1. Public Transportation
Ditch getting a car and use the forms of transportation around you. To rent a car might be convenient, but it’s quite expensive and you’ll have to pay for parking. Taxis can be expensive at times, so go for the alternative of the bus and the MRT. Not only are these cheaper, but they give you a better idea of the city. Yes, they may take longer than a cab ride, but you get a beautiful view of the city from the railways. You can get an EZ link card for $15 and continuously top it up with more money. An EZ link card is a cheap alternative to paying for every ride on the MRT, which at the end of the day isn’t too bad either.
2. Drink Singapore’s water
Some Asian countries’ tap water isn’t safe to drink, but Singapore’s water is beyond safe. Instead of paying $2 for a single bottle of water, just drink from the tap!
3. Eat at the Hawkers
If you’re new to Singapore, the hawker food centre seems a bit daunting, but they serve local Singaporean and Malay food for less than $10. Instead of going out for a fancy and expensive meal, walk to your local food centre for some delicious and reasonably priced food.
4. Go to reservoirs and parks
Looking for something fun and active to do, but lacking in cash?
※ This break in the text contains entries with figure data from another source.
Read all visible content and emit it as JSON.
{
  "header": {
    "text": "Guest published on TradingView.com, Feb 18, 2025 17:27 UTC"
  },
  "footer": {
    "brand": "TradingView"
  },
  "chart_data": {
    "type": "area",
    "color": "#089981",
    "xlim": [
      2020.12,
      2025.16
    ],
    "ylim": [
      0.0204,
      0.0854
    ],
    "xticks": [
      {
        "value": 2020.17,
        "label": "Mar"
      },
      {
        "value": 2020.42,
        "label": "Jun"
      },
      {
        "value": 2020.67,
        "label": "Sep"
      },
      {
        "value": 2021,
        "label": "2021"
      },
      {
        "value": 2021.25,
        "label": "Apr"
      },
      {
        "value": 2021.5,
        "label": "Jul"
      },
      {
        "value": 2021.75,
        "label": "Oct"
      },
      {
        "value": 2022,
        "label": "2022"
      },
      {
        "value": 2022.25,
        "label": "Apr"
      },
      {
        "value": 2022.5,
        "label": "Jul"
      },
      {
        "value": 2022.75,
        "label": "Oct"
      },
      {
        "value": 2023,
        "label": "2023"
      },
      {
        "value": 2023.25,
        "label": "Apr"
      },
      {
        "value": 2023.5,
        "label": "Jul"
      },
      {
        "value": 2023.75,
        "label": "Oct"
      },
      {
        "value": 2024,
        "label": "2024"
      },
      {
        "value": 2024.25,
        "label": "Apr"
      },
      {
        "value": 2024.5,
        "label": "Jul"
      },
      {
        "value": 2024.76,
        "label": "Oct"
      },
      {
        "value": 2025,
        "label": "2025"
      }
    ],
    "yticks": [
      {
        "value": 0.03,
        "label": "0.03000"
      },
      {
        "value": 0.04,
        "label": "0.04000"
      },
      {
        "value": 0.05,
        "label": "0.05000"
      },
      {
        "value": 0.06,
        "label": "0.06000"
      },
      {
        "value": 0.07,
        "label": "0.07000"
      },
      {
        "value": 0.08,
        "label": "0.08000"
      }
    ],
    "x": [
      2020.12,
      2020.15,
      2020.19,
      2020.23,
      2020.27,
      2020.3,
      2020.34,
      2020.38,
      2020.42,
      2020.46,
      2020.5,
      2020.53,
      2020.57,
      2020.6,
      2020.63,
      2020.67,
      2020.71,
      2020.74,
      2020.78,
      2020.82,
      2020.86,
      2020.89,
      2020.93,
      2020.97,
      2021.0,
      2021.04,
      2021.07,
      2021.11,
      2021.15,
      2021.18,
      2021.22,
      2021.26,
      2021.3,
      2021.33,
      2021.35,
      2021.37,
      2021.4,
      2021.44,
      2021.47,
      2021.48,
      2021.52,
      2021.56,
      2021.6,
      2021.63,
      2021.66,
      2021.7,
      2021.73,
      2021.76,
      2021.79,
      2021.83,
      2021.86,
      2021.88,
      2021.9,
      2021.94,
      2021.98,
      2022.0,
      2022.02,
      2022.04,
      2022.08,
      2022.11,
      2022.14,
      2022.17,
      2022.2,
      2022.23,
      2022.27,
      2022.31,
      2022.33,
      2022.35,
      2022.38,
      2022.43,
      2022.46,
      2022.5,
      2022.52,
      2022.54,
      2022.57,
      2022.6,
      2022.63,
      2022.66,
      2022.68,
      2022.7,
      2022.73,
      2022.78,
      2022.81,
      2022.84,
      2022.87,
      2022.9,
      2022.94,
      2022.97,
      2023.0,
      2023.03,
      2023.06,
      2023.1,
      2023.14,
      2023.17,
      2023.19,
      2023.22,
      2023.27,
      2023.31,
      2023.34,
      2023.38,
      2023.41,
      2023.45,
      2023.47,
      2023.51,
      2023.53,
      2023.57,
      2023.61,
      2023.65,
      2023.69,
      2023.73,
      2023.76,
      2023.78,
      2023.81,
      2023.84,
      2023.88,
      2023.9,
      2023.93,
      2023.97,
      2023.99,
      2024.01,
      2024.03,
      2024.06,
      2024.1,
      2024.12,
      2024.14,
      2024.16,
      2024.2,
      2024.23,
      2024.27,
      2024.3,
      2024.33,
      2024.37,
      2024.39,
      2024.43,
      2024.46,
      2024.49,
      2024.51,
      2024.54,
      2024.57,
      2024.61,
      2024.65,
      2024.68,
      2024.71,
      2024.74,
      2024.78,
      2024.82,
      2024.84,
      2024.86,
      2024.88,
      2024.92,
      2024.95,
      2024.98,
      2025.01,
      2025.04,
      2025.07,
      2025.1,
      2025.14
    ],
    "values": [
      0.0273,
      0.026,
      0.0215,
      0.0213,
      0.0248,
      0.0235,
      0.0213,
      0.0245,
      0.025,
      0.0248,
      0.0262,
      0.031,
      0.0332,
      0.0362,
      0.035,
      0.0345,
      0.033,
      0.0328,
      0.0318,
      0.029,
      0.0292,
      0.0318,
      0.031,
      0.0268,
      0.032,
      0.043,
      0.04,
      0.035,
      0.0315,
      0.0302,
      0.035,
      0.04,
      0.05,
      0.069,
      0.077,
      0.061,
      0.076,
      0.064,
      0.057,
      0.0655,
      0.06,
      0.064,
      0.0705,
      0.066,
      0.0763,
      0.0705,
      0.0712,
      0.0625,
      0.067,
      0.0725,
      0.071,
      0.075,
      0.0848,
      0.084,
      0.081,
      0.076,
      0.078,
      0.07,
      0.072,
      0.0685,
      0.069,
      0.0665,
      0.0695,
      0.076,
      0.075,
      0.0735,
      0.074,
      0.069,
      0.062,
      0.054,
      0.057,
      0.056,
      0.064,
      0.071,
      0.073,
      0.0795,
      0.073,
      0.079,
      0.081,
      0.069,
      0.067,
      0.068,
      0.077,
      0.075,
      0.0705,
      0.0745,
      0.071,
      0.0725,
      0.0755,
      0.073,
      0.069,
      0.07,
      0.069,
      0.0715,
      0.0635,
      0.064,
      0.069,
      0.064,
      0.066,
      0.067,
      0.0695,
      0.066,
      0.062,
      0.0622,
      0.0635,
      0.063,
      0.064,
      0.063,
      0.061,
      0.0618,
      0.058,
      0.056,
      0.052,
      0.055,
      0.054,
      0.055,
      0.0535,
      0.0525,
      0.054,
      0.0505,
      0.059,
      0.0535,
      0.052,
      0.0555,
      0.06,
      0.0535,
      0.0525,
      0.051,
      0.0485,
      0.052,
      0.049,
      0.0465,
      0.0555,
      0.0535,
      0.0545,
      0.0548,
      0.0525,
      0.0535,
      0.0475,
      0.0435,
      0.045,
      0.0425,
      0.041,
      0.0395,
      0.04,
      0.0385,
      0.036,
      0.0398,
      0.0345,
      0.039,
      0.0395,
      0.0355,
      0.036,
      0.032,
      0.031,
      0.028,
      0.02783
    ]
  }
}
Go to a park with free admissions, such as Botanical Gardens, and have a picnic on the grass or go for a nice jog through the greenery. Want to have bit more of a hike? An alternative free-admission park is MacRitchie Reservoir. There you’ll be able to experience Singapore’s tropical jungles and maybe even come in contact with some monkeys.
5. Try to avoid getting into trouble
Singapore is known as the “Fine City” for the varied reasons they financially penalize their citizens, from not flushing public toilets to selling gum, eating and drinking on the MRT, littering, or even feeding monkeys. Try to stay away from these acts to dodge paying these fees.
6. Buy local brands
Instead of buying from western brands, which are much more expensive, opt for local brands which aren’t nearly as expensive and look the same.
7. On days off, relax
There are so many free things to do in Singapore, but most of the time you have to pay for entertainment. So when you have days off, actually take the day off. Stay home watch movies – avoid paying!
8. Hawker, again!
Not only do the hawker centres provide meals, but they basically have everything you need for a much cheaper price, including flowers, hair salons, places to fix your phone and places to buy house products.
9. Go to the beach
The beaches in Singapore are free. They’re beautiful, even if they are out in Sentosa. If you don’t want to spend much, take the MRT down.
Singapore is filled to the rim with different (free) adventures. Go for a walk down to Chinatown, Arab Street or Little India. You can walk around for hours and hours, immerse yourself in the culture around you and get some local neighborhood foods. Cheap and delicious.